Voters say 'aye' to island farm purchase
In a resounding victory for island conservationists, a standing room only crowd of 402 registered voters unanimously approved a plan on Tuesday to purchase the development rights of roughly 145 acres of historic island farmland.
The vote, which came during a special Financial Town Meeting (FTM) at the Lawn Avenue School, ensures that approximately 1,000 continuous acres of central island land will be preserved as farmland in perpetuity.
The $9.75 million plan, put forth by the Conanicut Island Land Trust, combines federal, state, local, and private funding to purchase the development rights from the Dutra and Neale families on their respective farms.
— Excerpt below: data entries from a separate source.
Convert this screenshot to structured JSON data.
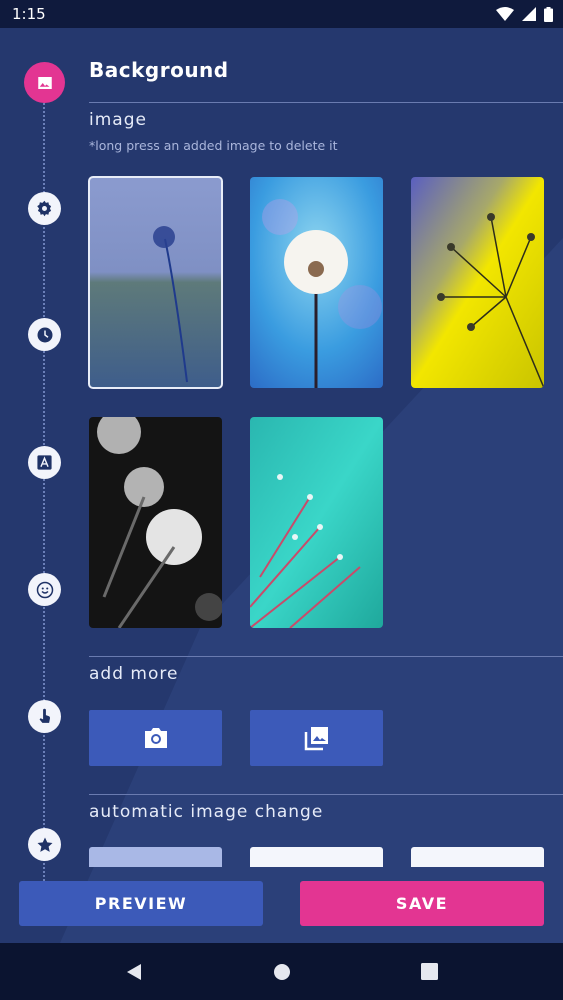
{
  "status_bar": {
    "time": "1:15"
  },
  "header": {
    "title": "Background"
  },
  "image_section": {
    "title": "image",
    "hint": "*long press an added image to delete it",
    "images": [
      {
        "name": "dandelion-field",
        "selected": true
      },
      {
        "name": "dandelion-blue-sparkle",
        "selected": false
      },
      {
        "name": "dandelion-yellow-drops",
        "selected": false
      },
      {
        "name": "dandelion-black-white",
        "selected": false
      },
      {
        "name": "dandelion-teal-drops",
        "selected": false
      }
    ]
  },
  "add_more": {
    "title": "add more",
    "camera_icon": "camera-icon",
    "gallery_icon": "gallery-icon"
  },
  "auto_change": {
    "title": "automatic image change"
  },
  "buttons": {
    "preview": "PREVIEW",
    "save": "SAVE"
  },
  "rail": {
    "items": [
      "image-icon",
      "gear-icon",
      "clock-icon",
      "font-icon",
      "smiley-icon",
      "touch-icon",
      "star-icon"
    ]
  },
  "colors": {
    "accent": "#e33592",
    "primary_button": "#3c5ab9",
    "background": "#25386e"
  }
}
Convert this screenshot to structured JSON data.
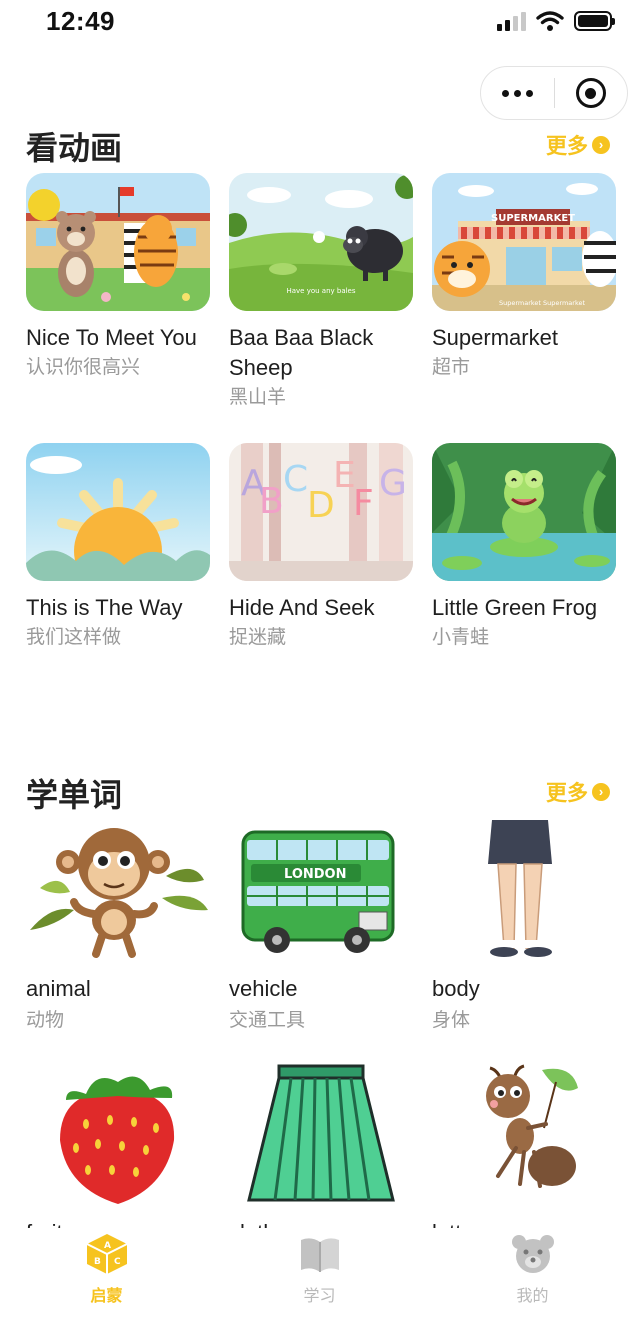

The town, which had approved $3 million for the program at its annual budgetary FTM in June, asked voters to approve a bond issue for just over half of that amount, or $1.6 million plus an additional $500,000 from the town's capital reserves for a total cost of $2.1 million.
In addition to town funding, the plan relies on $3.5 million from the federal Farm and Ranchlands Protection Program, $800,000 from the Rhode Island Agricultural Land Preservation Commission, $750,000 from the Champlin Foundation, $418,000 from the Dutra and Neale families, and $2.1 million from private donations.
According to the terms and conditions of the sale, 120 acres of the 145 total must be maintained as farm pasture in perpetuity. The remaining 24 acres will be reserved for farmstead and outbuilding use by the farm owners. In addition, the sale grants the right for the town and land trust to develop and maintain two 10-foot-wide public access trails along North Road and Weeden Lane.
Town Council President David Long who will not be seeking reelection in November described the evening as "amazing" and "touching."
"This is my ninth and final Financial Town Meeting," Long said, "And I must say that this is the best one yet. This is a win-winwin event for everybody."
Tuesday's FTM stands in stark contrast to the town's recent annual meeting in which just over 70 residents attended.
At one point, town officials were seen checking the capacity limit for the room, however thankfully the roughly 400 voters and non-voters in attendance fell well below the allowed 700.
Conanicut Island Land Trust President Quentin Anthony, who briefly stood to address the crowd before quickly and quietly sitting back down, remarked that he couldn't recall a larger turnout. "I don't think there's been a turnout like this in my lifetime, or ever before," Anthony said. After surveying the audience, Anthony said he knew the vote would be positive and his words were not needed.
Soon after Anthony's aborted address, Council Vice President Julio DiGiando made the motion to approve the expenditure. After being seconded by a throng of eager residents, the gymnasium erupted in a drawn-out "aye." Following a reassuring moment of silence as the nays were called, the motion passed and the auditorium burst in cheers and applause.
DiGiando said that while he expected the result to have turned out as it did, he was surprised by the turnout.
Town Administrator Bruce Keiser agreed. "I'm absolutely overwhelmed that this many people would attend a Financial Town Meeting," Keiser said. However, like DiGiando, Keiser was not surprised with the result. "People don't want to see what's most cherished to them go by the wayside," Keiser said.
Anthony agreed. "This community has always supported the protection of open space," Anthony said. "This was a continuation of that tradition."